Steve looked around, to watch the other teams forming up. Janine, he observed, was the only young person in a team of older people, although her father and his three companions weren’t nearly as old as Walter and the other old men who were shuffling over to join him now that he’d signaled them to do so.
“They won’t let you on to that team, I’m afraid,” Walter said, following the direction of Steve’s forlorn gaze. “They’re frequent winners, so there’s always a queue to join them. It put one or two noses out of joint, I can tell you, when Janine got in ahead of their regular reserves—but family always counts for more than convention, and rightly so. She pulls her weight, mind—very good on geography, I understand. We get a lot of geography questions, since the budget airlines made foreign tourism so cheap. Not our forte, alas—Stan and Keith haven’t been out of the country since they came back from National Service in the Far East in the fifties. Different generations, different attitudes.”

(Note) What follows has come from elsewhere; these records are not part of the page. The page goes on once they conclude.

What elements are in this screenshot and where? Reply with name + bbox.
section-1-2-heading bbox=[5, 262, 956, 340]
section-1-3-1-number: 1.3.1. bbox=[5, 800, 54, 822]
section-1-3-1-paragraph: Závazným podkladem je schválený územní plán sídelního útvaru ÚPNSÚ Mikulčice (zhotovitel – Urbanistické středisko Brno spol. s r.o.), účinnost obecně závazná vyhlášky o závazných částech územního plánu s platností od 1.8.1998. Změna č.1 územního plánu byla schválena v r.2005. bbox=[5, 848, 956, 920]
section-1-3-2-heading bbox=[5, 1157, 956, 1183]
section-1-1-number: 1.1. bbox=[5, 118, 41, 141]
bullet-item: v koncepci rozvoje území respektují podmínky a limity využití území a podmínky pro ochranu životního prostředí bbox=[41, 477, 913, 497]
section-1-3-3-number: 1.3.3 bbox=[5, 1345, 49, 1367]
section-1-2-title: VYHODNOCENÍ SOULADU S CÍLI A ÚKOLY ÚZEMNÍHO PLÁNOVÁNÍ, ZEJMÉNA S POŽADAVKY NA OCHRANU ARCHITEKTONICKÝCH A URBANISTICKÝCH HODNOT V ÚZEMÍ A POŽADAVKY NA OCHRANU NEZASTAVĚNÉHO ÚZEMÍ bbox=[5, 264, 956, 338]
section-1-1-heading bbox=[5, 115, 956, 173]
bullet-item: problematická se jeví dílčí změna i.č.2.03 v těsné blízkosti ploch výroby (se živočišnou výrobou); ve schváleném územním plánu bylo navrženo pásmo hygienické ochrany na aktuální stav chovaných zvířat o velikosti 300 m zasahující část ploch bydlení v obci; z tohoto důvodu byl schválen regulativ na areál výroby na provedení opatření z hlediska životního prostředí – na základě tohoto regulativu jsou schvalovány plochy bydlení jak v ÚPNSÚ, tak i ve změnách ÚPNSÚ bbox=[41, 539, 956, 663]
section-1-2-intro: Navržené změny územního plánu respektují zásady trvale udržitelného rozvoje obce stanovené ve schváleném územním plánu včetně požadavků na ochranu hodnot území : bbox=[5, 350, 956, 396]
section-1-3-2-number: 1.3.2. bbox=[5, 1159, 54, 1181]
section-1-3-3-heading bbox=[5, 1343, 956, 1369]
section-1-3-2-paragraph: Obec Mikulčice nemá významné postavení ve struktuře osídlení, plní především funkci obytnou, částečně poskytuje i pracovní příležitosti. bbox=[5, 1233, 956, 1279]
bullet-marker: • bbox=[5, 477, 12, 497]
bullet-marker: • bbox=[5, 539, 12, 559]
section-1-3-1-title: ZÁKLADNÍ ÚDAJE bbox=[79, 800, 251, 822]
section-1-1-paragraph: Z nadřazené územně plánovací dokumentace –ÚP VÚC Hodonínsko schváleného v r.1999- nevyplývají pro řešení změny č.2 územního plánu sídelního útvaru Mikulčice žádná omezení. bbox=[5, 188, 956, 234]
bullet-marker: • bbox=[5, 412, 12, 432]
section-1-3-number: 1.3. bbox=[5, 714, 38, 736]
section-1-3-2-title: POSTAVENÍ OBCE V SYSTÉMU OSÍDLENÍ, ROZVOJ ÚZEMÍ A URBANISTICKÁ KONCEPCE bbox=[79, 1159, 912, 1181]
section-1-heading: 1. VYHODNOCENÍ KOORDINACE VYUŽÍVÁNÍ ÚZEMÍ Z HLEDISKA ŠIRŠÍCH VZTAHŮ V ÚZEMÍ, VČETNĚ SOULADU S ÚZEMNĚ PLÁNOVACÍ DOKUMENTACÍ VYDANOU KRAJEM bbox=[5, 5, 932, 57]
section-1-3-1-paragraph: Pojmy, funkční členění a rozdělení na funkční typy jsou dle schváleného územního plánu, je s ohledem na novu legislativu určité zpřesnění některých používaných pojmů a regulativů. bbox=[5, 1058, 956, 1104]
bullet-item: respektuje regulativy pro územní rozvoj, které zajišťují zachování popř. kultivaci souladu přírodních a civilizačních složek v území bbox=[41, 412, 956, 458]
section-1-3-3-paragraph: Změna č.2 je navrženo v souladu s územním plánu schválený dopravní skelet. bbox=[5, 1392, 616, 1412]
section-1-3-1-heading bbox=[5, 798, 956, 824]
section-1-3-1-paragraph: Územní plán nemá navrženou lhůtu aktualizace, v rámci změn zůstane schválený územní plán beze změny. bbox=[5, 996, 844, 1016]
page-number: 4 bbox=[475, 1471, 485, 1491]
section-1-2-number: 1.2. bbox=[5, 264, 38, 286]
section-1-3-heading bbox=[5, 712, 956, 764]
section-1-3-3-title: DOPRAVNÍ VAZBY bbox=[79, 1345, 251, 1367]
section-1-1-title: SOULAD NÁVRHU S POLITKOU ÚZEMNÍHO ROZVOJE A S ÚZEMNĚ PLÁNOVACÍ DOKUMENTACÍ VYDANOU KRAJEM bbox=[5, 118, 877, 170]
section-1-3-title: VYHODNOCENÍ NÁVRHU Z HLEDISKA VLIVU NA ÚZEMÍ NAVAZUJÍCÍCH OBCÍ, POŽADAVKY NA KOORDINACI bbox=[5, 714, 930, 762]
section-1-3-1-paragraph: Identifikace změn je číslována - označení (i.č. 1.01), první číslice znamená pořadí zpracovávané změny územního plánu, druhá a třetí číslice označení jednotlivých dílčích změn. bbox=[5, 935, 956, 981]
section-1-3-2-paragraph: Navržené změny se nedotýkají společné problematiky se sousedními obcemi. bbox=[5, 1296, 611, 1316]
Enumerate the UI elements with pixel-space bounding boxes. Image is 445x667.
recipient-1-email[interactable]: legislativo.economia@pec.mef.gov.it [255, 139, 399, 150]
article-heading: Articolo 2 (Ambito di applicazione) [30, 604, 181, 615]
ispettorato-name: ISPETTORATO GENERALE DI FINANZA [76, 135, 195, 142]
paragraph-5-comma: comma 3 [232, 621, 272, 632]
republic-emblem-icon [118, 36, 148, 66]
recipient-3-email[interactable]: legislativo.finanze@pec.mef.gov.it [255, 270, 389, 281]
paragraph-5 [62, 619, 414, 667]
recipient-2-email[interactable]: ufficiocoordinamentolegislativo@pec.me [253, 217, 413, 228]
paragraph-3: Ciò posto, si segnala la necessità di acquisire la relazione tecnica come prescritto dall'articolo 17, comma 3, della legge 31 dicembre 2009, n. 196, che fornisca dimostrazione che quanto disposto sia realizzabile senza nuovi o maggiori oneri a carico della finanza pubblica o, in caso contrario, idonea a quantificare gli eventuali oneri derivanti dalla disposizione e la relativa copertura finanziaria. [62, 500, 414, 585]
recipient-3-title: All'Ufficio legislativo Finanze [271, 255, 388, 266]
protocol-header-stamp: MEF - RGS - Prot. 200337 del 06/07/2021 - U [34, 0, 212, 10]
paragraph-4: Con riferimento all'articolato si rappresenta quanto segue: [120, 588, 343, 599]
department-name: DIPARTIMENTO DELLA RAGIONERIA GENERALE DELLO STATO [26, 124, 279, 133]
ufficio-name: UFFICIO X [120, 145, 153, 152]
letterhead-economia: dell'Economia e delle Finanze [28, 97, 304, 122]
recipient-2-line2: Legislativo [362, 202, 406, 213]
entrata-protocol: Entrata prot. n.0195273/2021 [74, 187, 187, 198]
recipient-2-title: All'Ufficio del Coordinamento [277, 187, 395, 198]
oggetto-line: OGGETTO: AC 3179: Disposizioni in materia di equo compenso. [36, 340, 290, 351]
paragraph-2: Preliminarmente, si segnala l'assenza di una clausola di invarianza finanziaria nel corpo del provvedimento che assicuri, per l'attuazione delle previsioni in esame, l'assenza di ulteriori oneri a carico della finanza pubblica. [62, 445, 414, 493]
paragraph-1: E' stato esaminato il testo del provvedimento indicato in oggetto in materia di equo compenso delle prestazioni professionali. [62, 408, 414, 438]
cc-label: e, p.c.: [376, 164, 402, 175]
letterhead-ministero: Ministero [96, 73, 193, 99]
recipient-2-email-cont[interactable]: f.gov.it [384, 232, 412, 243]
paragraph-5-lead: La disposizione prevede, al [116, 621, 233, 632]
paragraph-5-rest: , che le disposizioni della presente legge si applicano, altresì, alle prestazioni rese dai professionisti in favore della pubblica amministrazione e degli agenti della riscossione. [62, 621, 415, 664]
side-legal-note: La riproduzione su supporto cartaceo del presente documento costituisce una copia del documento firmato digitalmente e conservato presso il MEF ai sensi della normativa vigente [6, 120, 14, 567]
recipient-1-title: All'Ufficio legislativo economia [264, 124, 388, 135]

“I don’t travel abroad myself,” Steve admitted, “but if you’ll have me, I’m in. Maybe we’ll get an unexpected glut of science questions and give Janine’s Dad a run for his money.”
No such glut materialized, alas, and Walter’s team came a poor seventh in spite of Steve’s heroic assistance in the well-trodden field of popular culture. Unfortunately, the Royal Oak had no shortage of experts in that area, whose knowledge of television shows was far greater than Steve’s. He was able to take some comfort, though, from the fact that Janine’s father’s team hadn’t won either, perhaps because their new star player had been distracted by the necessity of looking daggers at Steve all night.